At a moment when antisemitism in Europe is visibly on the rise, it’s shocking and distressing that no less a person than Roland Dumas, the former foreign minister of France, is pouring oil on the fire rather than trying to douse it.
Dumas, who served under the late Francois Mitterrand, said in an interview recently that French Prime Minister Manuel Valls is under the sway of “Jewish influence.”
Suggesting that he and Valls disagree on a number of policy issues, even though they are both members of the ruling Socialist Party, Dumas went on to infer that Valls’ marriage to a Jewish woman clouds his judgment and fills him with “prejudices.”
“He has personal alliances, everyone knows that he’s married to someone who has an influence on him,” said Dumas in a tacit reference to his Jewish wife, the violinist Anne Gravoin.
Pointedly asked by the interviewer whether he’s “under Jewish influence,” Dumas replied, “Probably. Everyone is under some influence … I can think so, so why not say it?”
With his disturbing comments coming only a month after a Muslim terrorist killed four Jewish shoppers in a kosher supermarket in Paris, Dumas has dredged up the malodorous antisemitic canard turning on “Jewish influence.”
Throughout European history, particularly during the dark days of the czarist regime in Russia, the Vichy period in France and the Nazi era in Germany, this slimy phrase has been repeatedly deployed to defame and marginalize Jews and to perpetuate antisemitic tropes, which have often led to unbridled violence directed against Jewish communities.
One would not have been surprised if a neo-Nazi or a radical Islamist had stooped to using the stock phrase “Jewish influence” to describe a person or an event influenced by Jews. But when a longtime socialist, such as Dumas, dredges it up from the muck, one can only shake one’s head in wonderment and despair.
If an educated, enlightened and refined man like Dumas is so capable of crudely appropriating the ageless code words of the antisemitic right or left, then it must be obvious that the oldest hatred in the civilized world is still a potent and dangerous force.

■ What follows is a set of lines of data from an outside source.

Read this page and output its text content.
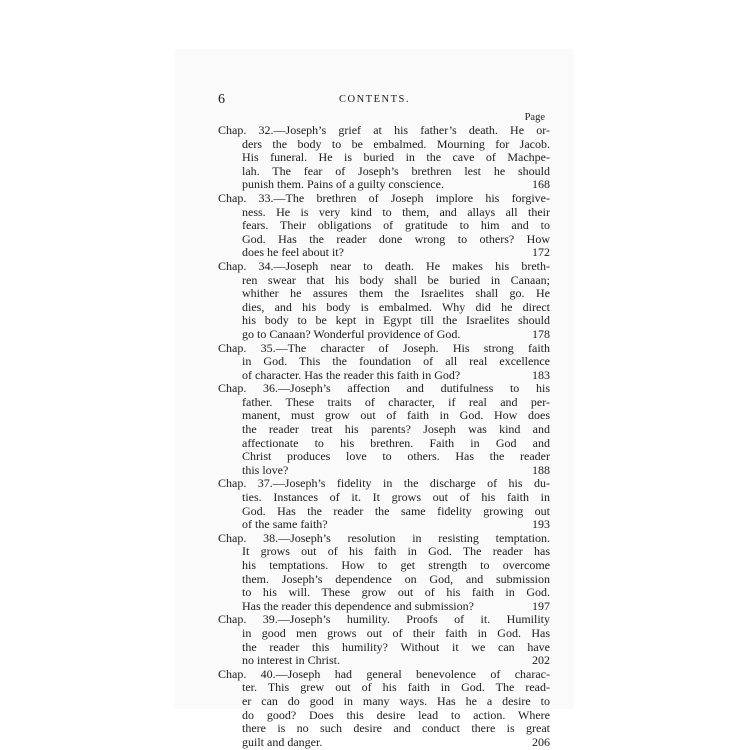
6	CONTENTS.
Page
Chap. 32.—Joseph’s grief at his father’s death. He or-
ders the body to be embalmed. Mourning for Jacob.
His funeral. He is buried in the cave of Machpe-
lah. The fear of Joseph’s brethren lest he should
punish them. Pains of a guilty conscience.	168
Chap. 33.—The brethren of Joseph implore his forgive-
ness. He is very kind to them, and allays all their
fears. Their obligations of gratitude to him and to
God. Has the reader done wrong to others? How
does he feel about it?	172
Chap. 34.—Joseph near to death. He makes his breth-
ren swear that his body shall be buried in Canaan;
whither he assures them the Israelites shall go. He
dies, and his body is embalmed. Why did he direct
his body to be kept in Egypt till the Israelites should
go to Canaan? Wonderful providence of God.	178
Chap. 35.—The character of Joseph. His strong faith
in God. This the foundation of all real excellence
of character. Has the reader this faith in God?	183
Chap. 36.—Joseph’s affection and dutifulness to his
father. These traits of character, if real and per-
manent, must grow out of faith in God. How does
the reader treat his parents? Joseph was kind and
affectionate to his brethren. Faith in God and
Christ produces love to others. Has the reader
this love?	188
Chap. 37.—Joseph’s fidelity in the discharge of his du-
ties. Instances of it. It grows out of his faith in
God. Has the reader the same fidelity growing out
of the same faith?	193
Chap. 38.—Joseph’s resolution in resisting temptation.
It grows out of his faith in God. The reader has
his temptations. How to get strength to overcome
them. Joseph’s dependence on God, and submission
to his will. These grow out of his faith in God.
Has the reader this dependence and submission?	197
Chap. 39.—Joseph’s humility. Proofs of it. Humility
in good men grows out of their faith in God. Has
the reader this humility? Without it we can have
no interest in Christ.	202
Chap. 40.—Joseph had general benevolence of charac-
ter. This grew out of his faith in God. The read-
er can do good in many ways. Has he a desire to
do good? Does this desire lead to action. Where
there is no such desire and conduct there is great
guilt and danger.	206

Despite all the wonderful advances in science, medicine and technology, human beings are still susceptible to and in thrall to the kind of corrosive and destructive ideas that harken back to our most primitive instincts.

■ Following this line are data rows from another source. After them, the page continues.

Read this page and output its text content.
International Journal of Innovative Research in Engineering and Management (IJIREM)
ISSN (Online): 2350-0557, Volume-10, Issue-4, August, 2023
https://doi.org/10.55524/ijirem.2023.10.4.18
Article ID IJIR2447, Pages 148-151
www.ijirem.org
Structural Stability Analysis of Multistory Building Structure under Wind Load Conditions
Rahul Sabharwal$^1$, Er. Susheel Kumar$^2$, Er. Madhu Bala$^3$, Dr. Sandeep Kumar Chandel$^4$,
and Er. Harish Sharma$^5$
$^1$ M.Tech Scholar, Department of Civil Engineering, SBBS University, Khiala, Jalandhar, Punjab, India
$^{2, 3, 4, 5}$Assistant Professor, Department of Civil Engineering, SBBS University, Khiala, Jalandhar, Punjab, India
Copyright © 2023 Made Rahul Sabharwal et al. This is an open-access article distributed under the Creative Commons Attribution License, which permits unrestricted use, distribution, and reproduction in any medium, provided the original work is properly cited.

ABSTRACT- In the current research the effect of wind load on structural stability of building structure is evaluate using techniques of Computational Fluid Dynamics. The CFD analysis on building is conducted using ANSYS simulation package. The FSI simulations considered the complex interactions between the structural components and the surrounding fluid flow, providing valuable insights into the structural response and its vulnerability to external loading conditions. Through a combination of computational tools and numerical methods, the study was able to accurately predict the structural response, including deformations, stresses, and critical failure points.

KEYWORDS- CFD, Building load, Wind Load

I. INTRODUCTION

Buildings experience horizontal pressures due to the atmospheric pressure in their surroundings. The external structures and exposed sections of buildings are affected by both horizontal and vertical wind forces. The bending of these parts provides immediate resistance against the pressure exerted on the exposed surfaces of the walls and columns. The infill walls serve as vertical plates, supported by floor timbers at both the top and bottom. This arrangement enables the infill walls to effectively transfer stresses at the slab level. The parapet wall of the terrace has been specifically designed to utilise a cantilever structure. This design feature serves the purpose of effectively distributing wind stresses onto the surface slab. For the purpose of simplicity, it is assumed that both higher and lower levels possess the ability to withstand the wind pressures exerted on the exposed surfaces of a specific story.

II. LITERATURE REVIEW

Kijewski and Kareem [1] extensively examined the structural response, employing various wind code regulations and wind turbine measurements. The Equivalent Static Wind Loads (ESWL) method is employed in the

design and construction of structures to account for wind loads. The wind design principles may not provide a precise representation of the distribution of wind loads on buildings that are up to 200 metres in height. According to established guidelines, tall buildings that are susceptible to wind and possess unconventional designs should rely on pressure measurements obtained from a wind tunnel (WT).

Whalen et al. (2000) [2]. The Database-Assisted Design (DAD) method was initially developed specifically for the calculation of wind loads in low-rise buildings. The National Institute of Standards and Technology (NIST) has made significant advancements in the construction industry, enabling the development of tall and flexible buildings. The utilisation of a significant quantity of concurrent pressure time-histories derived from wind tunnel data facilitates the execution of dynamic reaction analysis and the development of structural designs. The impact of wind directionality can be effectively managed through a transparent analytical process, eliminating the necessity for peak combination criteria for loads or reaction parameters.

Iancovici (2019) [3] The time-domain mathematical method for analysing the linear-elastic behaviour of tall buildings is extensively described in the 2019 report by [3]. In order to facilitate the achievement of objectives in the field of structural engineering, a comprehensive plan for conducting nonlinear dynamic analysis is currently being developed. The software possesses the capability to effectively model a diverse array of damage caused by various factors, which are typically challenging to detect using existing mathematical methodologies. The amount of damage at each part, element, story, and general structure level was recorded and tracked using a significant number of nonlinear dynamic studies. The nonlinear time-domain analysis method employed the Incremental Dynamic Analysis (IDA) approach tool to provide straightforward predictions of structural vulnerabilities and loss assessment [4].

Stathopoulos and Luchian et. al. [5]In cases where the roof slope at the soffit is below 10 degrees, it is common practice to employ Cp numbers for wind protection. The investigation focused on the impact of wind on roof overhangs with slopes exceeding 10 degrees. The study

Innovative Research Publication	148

It’s disheartening, to say the least.
One might very well ask why Dumas is so irked by Valls.
In 2011, a year after marrying Gravoin, Valls acknowledged that his relationship with her had linked him to Israel and the Jewish people “in an eternal way.”
And in the wake of the assault on the HyperCaher supermarket in Paris last month, Valls said his government is committed to protecting the Jewish community and combating terrorism.

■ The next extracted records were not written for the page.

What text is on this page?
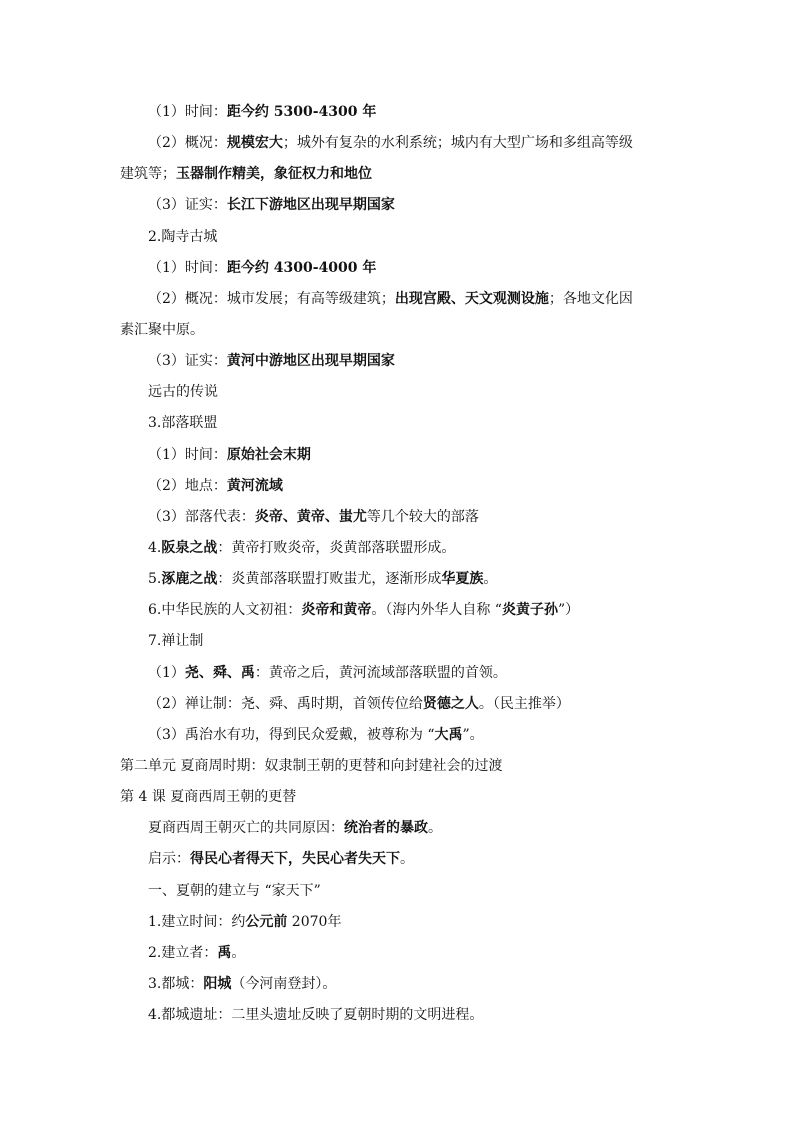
（1）时间：距今约 5300-4300 年
（2）概况：规模宏大；城外有复杂的水利系统；城内有大型广场和多组高等级
建筑等；玉器制作精美，象征权力和地位
（3）证实：长江下游地区出现早期国家
2.陶寺古城
（1）时间：距今约 4300-4000 年
（2）概况：城市发展；有高等级建筑；出现宫殿、天文观测设施；各地文化因
素汇聚中原。
（3）证实：黄河中游地区出现早期国家
远古的传说
3.部落联盟
（1）时间：原始社会末期
（2）地点：黄河流域
（3）部落代表：炎帝、黄帝、蚩尤等几个较大的部落
4.阪泉之战：黄帝打败炎帝，炎黄部落联盟形成。
5.涿鹿之战：炎黄部落联盟打败蚩尤，逐渐形成华夏族。
6.中华民族的人文初祖：炎帝和黄帝。（海内外华人自称 “炎黄子孙”）
7.禅让制
（1）尧、舜、禹：黄帝之后，黄河流域部落联盟的首领。
（2）禅让制：尧、舜、禹时期，首领传位给贤德之人。（民主推举）
（3）禹治水有功，得到民众爱戴，被尊称为 “大禹”。
第二单元 夏商周时期：奴隶制王朝的更替和向封建社会的过渡
第 4 课 夏商西周王朝的更替
夏商西周王朝灭亡的共同原因：统治者的暴政。
启示：得民心者得天下，失民心者失天下。
一、夏朝的建立与 “家天下”
1.建立时间：约公元前 2070年
2.建立者：禹。
3.都城：阳城（今河南登封）。
4.都城遗址：二里头遗址反映了夏朝时期的文明进程。
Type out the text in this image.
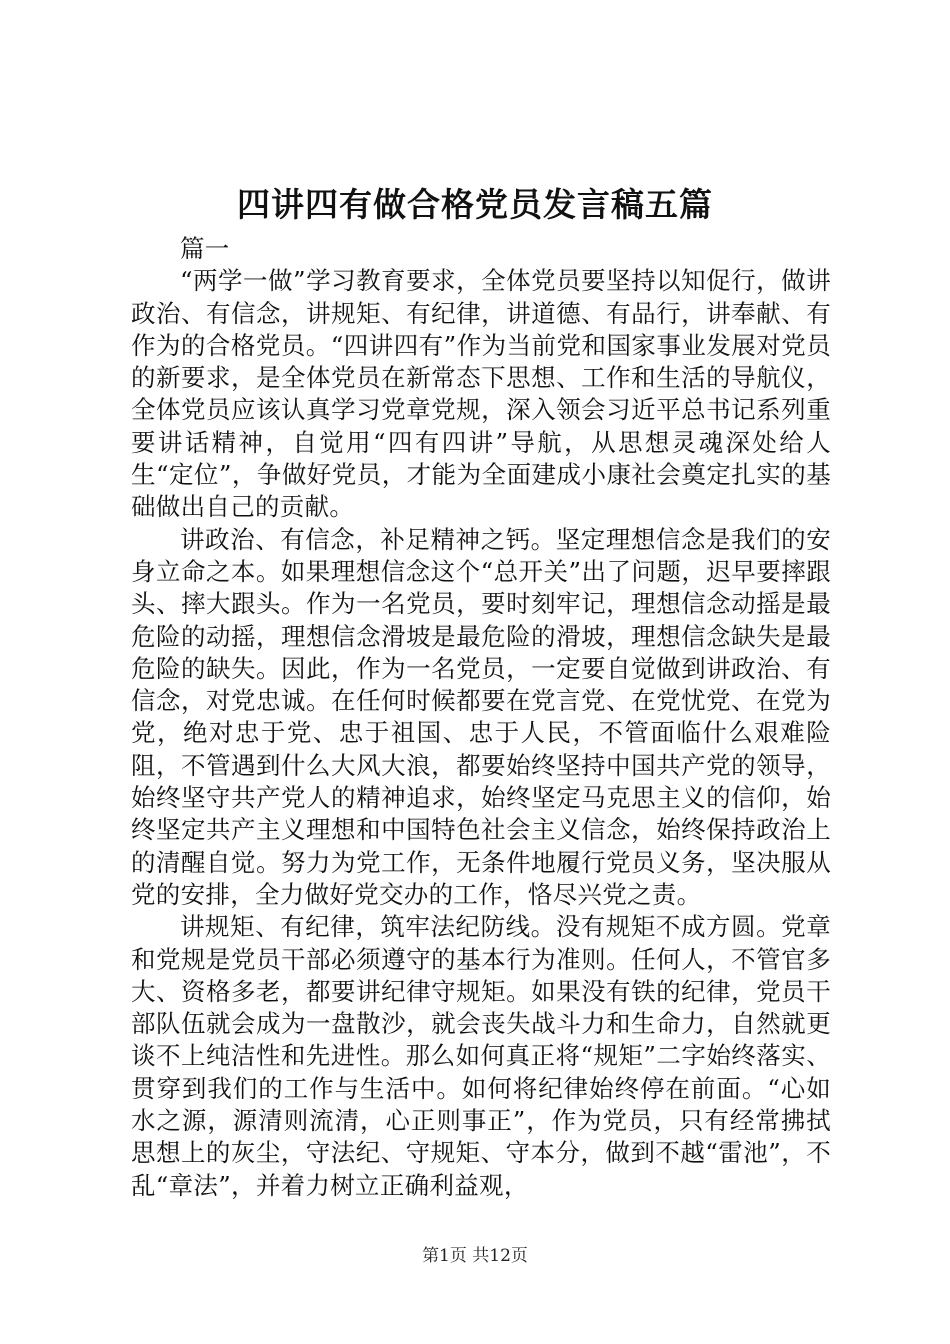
四讲四有做合格党员发言稿五篇

篇一

“两学一做”学习教育要求，全体党员要坚持以知促行，做讲政治、有信念，讲规矩、有纪律，讲道德、有品行，讲奉献、有作为的合格党员。“四讲四有”作为当前党和国家事业发展对党员的新要求，是全体党员在新常态下思想、工作和生活的导航仪，全体党员应该认真学习党章党规，深入领会习近平总书记系列重要讲话精神，自觉用“四有四讲”导航，从思想灵魂深处给人生“定位”，争做好党员，才能为全面建成小康社会奠定扎实的基础做出自己的贡献。

讲政治、有信念，补足精神之钙。坚定理想信念是我们的安身立命之本。如果理想信念这个“总开关”出了问题，迟早要摔跟头、摔大跟头。作为一名党员，要时刻牢记，理想信念动摇是最危险的动摇，理想信念滑坡是最危险的滑坡，理想信念缺失是最危险的缺失。因此，作为一名党员，一定要自觉做到讲政治、有信念，对党忠诚。在任何时候都要在党言党、在党忧党、在党为党，绝对忠于党、忠于祖国、忠于人民，不管面临什么艰难险阻，不管遇到什么大风大浪，都要始终坚持中国共产党的领导，始终坚守共产党人的精神追求，始终坚定马克思主义的信仰，始终坚定共产主义理想和中国特色社会主义信念，始终保持政治上的清醒自觉。努力为党工作，无条件地履行党员义务，坚决服从党的安排，全力做好党交办的工作，恪尽兴党之责。

讲规矩、有纪律，筑牢法纪防线。没有规矩不成方圆。党章和党规是党员干部必须遵守的基本行为准则。任何人，不管官多大、资格多老，都要讲纪律守规矩。如果没有铁的纪律，党员干部队伍就会成为一盘散沙，就会丧失战斗力和生命力，自然就更谈不上纯洁性和先进性。那么如何真正将“规矩”二字始终落实、贯穿到我们的工作与生活中。如何将纪律始终停在前面。“心如水之源，源清则流清，心正则事正”，作为党员，只有经常拂拭思想上的灰尘，守法纪、守规矩、守本分，做到不越“雷池”，不乱“章法”，并着力树立正确利益观，

第1页 共12页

A few days ago, following a terrorist attack in Copenhagen during which two Danes were killed by a Danish citizen of Palestinian descent, Valls urged French Jews to remain in France. “My message to French Jews is the following,” he said just a day after Israeli Prime Minister Benjamin Netanyahu called on the Jews of Europe to make aliyah. “France is wounded with you and France does not want you to leave.”
The president of France, Francois Hollande, issued a similar appeal: “Your place is here, in your home. France is your country.”
Judging by his disgraceful remarks on “Jewish influence,” such uplifting words must surely stick in Dumas’ craw. And in the mouths of narrow-minded French men and women who share his odious beliefs.